Why we need to repitch our fiscal strategies towards the next generation:
at 00:57
Guardian Unlimited Money | News_ | Study reveals financial crisis of the 18-40s:
Patrick Collinson
Tuesday March 28, 2006
The GuardianAn official government study into Britain's personal finances reveals a lost generation of 18- to 40-year-olds unable to cope with debts and soaring house prices, with alarmingly low levels of savings and little hope of building a decent pension.
The study, by the Financial Services Authority (FSA) and Bristol University, published today, is the biggest of its kind undertaken in Britain. It paints a picture of a generational divide fuelled by higher education costs and the collapse of company pension schemes - with 42% of adults now with no pension and 70% with no meaningful savings.
The FSA will call today for a new national strategy to improve Britain's financial capability, including workplace-based financial seminars targeted at 4 million employees; making personal finance more prominent in the national curriculum from 2008; and "money doctor" packs which will be sent to 1.5 million new and prospective parents each year.
What a typical and completely ineffectual response. A few leaflets and seminars to tell people to do better. Whilst it is still important to ensure that those who have worked all their lives now have a decent quality of life in retirement, we need to radically rethink our economic and fiscal policies to address this looming generation of have-nots, including me!
All of this bullshit about us being better off than we ever have been and so on is worth nothing if that better off means that we slave longer and harder for it. The monetary system has created a similar problem to the feudal systems that preceded mass home ownership, only this time there is little way out because people just do not have the capability to build up that same asset backing as previous generations had.
Forbes reported recently that:
Making a billion just isn't what it used to be.

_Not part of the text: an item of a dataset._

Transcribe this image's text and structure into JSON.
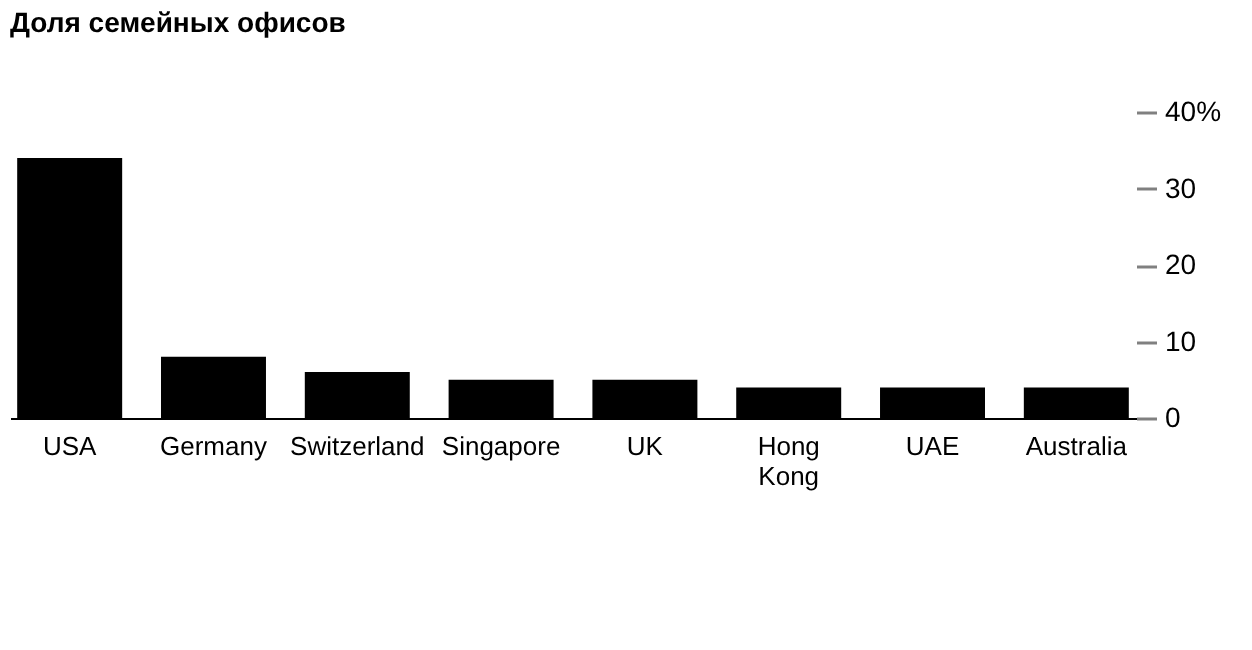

In our inaugural ranking of the world’s richest people 20 years ago, we uncovered some 140 billionaires. Just three years ago we found 476. This year the list is a record 793. They’re worth a combined $2.6 trillion, up 18% since last March. Their average net worth: $3.3 billion.
India's quota, 23 people worth between them $99bn compares with per capita GDP of just $3,400. Lakshmi Mittal's fortune increased in one year by the equivalent of SIX HUNDRED THOUSAND UK median incomes. Now don't get me wrong, I do not believe in a zero sum wealth game. I'm not some rabid trot that thinks they only get rich because others are poor. They get rich because money attracts money, because of the system that they are so good at playing. Because assets are transferred from poor to rich through landlordism (check out how many of Britain's rich list as rich because they own large tracts of our common wealth, the land of the UK itself that the rest of us need to pay them to occupy) and debt money.
This is not a call for some kind of punitive taxation - what's the point if, like Philip and Cynthia Green you can go through a year paying something of the order of five figures only in tax anyway, but for a new predistributive system that allows us all to share in our birthright, this planet, equitably and gives people a chance.